ProYide appropriate hypotheses, test statistics, and p-values in order to make your conclusion.
3.15 More breakfast cereal. The regression model in Exercise 3.3 was fit to a sample of 36
breakfast cereals ,vith calories per serving as the response variable. The two predictors were grams
of sugar per serving and grams of fiber per serving. The partition of the sums of squares for this
model is
SSTotal
17190
SSModel + SSE
9350 + 7840
a. Calculate R2 for this model and interpret the value in the context of this setting.
b. Calculate the regression standard error of this multiple regression model.

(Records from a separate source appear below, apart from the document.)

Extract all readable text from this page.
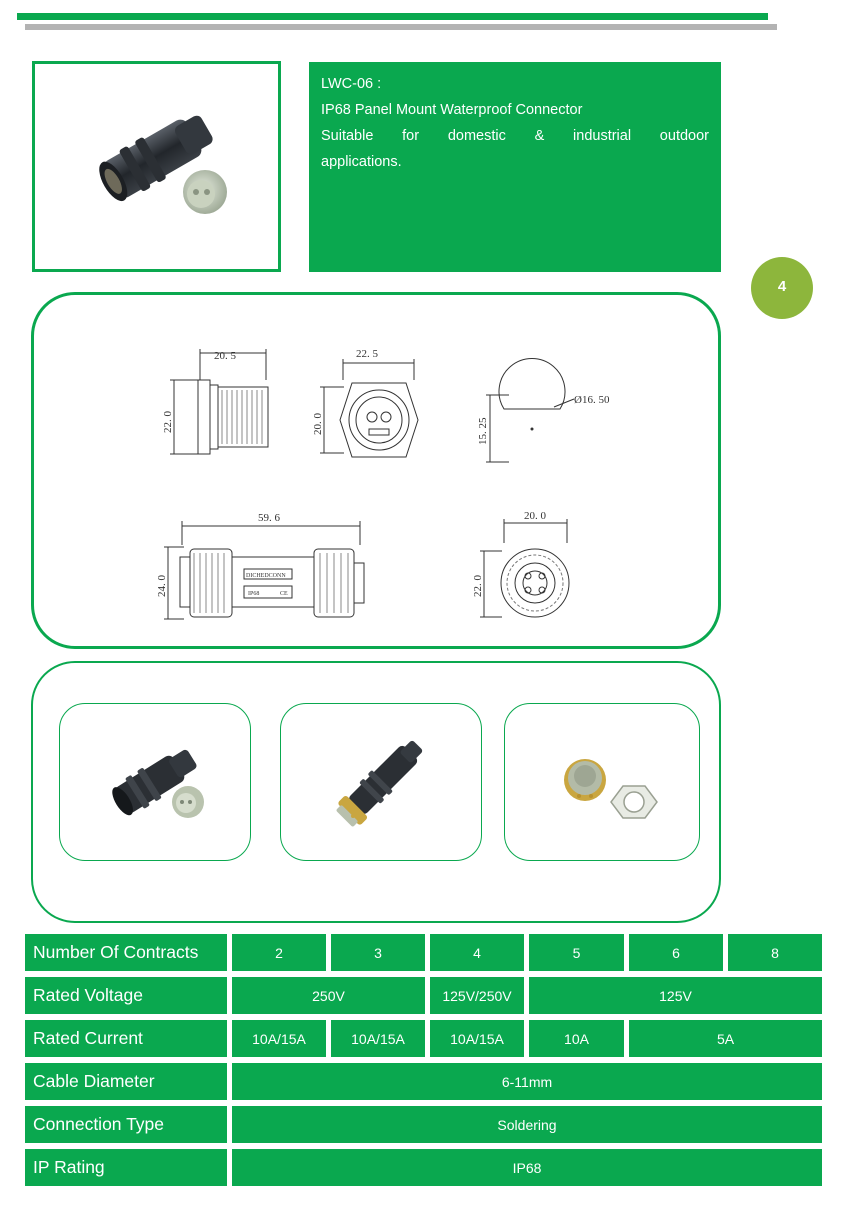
LWC-06 :
IP68 Panel Mount Waterproof Connector
Suitable for domestic & industrial outdoor
applications.
4
20. 5
22. 0
22. 5
20. 0
Ø16. 50
15. 25
59. 6
24. 0	DICHEDCONN
IP68	CE
20. 0
22. 0
Number Of Contracts	2	3	4	5	6	8
Rated Voltage	250V	125V/250V	125V
Rated Current	10A/15A	10A/15A	10A/15A	10A	5A
Cable Diameter	6-11mm
Connection Type	Soldering
IP Rating	IP68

c. Calculate the F-ratio for testing the null hypothesis that neither sugar nor fiber is related to
the calorie content of cereals.
d. Assuming the regression conditions hold, the p-value for the F-ratio in (c) is about 0.000002.
Interpret what this tells you about the variables in this situation.
3.16 Combining explanatory variables. Suppose that X1 and X2 are positively related with
X 1 = 2X2 - 4. Let Y = 0.5X1 + 5 summarize a positive linear relationship between Y and X1.
a. Substitute the first equation into the second to show a linear relationship between Y and X2.
Comment on the direction of the association between Y and X2 in the new equation.
L. Now add the original two equations and rearrange terms to give an equation in the form
Y = aX1 + bX2 + c. Are the coefficients of X1 and X2 both in the direction you would
expect based on the signs in the separate equations? Combining explanatory variables that
are related to each other can produce surprising results.
版权所有:编程辅导网 2021 All Rights Reserved 联系方式:QQ:99515681 微信:codinghelp 电子信箱:99515681@qq.com
免责声明:本站部分内容从网络整理而来,只供参考!如有版权问题可联系本站删除。